Post-war changes were not kind to coachbuilders, as European and American engine and chassis manufacturers shifted to mass production and started making everything in-house. Nevertheless, Chapron had already reached the pinnacle of success, having crafted the presidential limousine, the Citroen Traction Avant 15-Six H Presidentielle. In 1955, when Citroen unveiled the enchanting Goddess DS (fr. Déesse) that captivated all of Europe, Henri instantly recognized the potential for a roofless DS. Despite Chapron's reputation as a benchmark in France, Citroen initially declined to collaborate, as they reportedly planned to create a DS cabriolet themselves. Undeterred, Henri purchased a DS from a dealer and, in 1958, unveiled the first cabriolet, named La Croisette Cabriolet. With high demand, he began producing various two-door DS models in limited series. Meanwhile, Citroen's own cabriolet plans stalled due to the high cost of mass production and uncertainty about market demand for such a vehicle.
Citroen therefore had to come and knock on Chapron’s door. Flaminio Bertoni, the developer of the original DS, was also engaged in the project, and his input led to the first factory-produced DS cabriolet – the Decapotable. In 1960, the Decapotable ended up in Citroen’s catalogues as a model that could be purchased by special order. It was a luxurious car (twice as expensive as the DS sedan), so it is not surprising that only 1,365 models of the DS Decapotable were sold by 1971. Yet, this is the reason each surviving car is now worth its weight in gold.
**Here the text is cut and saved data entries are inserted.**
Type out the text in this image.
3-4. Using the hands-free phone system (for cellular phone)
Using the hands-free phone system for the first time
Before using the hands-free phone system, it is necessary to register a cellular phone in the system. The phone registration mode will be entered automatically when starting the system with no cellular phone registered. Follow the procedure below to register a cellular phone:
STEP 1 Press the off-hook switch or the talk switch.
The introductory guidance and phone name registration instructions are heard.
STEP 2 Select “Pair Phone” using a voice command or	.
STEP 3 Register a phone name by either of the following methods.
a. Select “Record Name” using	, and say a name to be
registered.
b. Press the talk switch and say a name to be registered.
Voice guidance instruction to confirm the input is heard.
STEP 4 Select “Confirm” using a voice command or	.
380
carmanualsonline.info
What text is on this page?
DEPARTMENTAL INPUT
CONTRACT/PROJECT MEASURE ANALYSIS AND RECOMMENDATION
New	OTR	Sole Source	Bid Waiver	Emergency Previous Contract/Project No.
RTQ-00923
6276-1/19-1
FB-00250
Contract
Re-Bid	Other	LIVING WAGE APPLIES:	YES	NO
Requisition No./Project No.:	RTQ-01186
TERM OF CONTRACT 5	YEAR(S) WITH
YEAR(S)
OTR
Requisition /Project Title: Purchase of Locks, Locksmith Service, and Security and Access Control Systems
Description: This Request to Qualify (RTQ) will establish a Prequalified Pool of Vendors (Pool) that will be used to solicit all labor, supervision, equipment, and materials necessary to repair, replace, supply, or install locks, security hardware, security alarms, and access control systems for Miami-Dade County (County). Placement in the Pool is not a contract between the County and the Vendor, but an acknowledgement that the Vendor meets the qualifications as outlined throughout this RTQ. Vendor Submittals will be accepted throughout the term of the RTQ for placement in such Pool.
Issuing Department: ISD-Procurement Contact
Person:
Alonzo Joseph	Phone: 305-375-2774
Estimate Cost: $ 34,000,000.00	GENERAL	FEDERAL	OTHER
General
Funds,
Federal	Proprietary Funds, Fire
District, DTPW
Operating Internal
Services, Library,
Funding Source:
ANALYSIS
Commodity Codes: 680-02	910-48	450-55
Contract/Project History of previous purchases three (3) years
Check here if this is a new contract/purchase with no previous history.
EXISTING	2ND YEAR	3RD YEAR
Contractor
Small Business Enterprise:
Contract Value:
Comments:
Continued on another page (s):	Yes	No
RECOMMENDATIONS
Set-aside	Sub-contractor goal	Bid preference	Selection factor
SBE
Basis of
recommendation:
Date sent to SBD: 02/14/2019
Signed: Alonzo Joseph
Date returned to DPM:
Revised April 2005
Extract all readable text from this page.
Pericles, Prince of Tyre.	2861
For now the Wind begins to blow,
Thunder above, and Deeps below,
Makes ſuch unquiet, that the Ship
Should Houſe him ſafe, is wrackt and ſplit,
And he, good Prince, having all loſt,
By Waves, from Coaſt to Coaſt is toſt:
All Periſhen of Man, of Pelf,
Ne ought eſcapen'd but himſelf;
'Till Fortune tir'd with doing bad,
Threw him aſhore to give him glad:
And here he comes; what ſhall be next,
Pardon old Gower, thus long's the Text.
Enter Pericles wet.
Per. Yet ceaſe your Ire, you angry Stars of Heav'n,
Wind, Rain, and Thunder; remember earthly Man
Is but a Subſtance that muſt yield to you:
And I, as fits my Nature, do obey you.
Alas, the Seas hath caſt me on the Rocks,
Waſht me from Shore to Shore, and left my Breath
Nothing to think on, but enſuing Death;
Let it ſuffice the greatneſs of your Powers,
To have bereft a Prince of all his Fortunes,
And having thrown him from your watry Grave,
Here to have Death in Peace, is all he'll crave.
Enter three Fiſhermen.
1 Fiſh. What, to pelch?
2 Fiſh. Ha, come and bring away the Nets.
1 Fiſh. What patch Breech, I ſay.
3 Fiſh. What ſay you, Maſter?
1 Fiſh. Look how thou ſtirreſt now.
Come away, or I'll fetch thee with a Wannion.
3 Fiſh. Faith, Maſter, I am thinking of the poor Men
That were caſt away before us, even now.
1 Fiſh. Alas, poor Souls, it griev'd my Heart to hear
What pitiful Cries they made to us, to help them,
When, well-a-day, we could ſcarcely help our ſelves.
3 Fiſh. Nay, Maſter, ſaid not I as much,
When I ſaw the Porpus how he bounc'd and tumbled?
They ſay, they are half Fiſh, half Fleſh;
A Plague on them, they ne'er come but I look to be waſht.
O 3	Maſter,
In parallel, other DS versions, such as the double-seater coupé Concorde, and the Majesty or Lorraine limousine, were also produced in a very small series. Citroen’s crème de la crème was the DS Presidentielle, designed for the then President General, Charles De Gaulle. Chapron then had a chance to work with the Maserati-powered Citroen SM of 1970; they made their own versions of the SM – the cabriolet MyLord and four-door sedan Opera. Then, once again they received a presidential order – in 1971, the President of France, Georges Pompidou, hired them to produce two four-door cabriolets on the basis of the Citroen SM. The cars were used for the first time in 1972, during an official visit of Queen Elizabeth II to France.
Henri Chapron died in 1978, at 92 years of age; however, he will live with us in his works forever.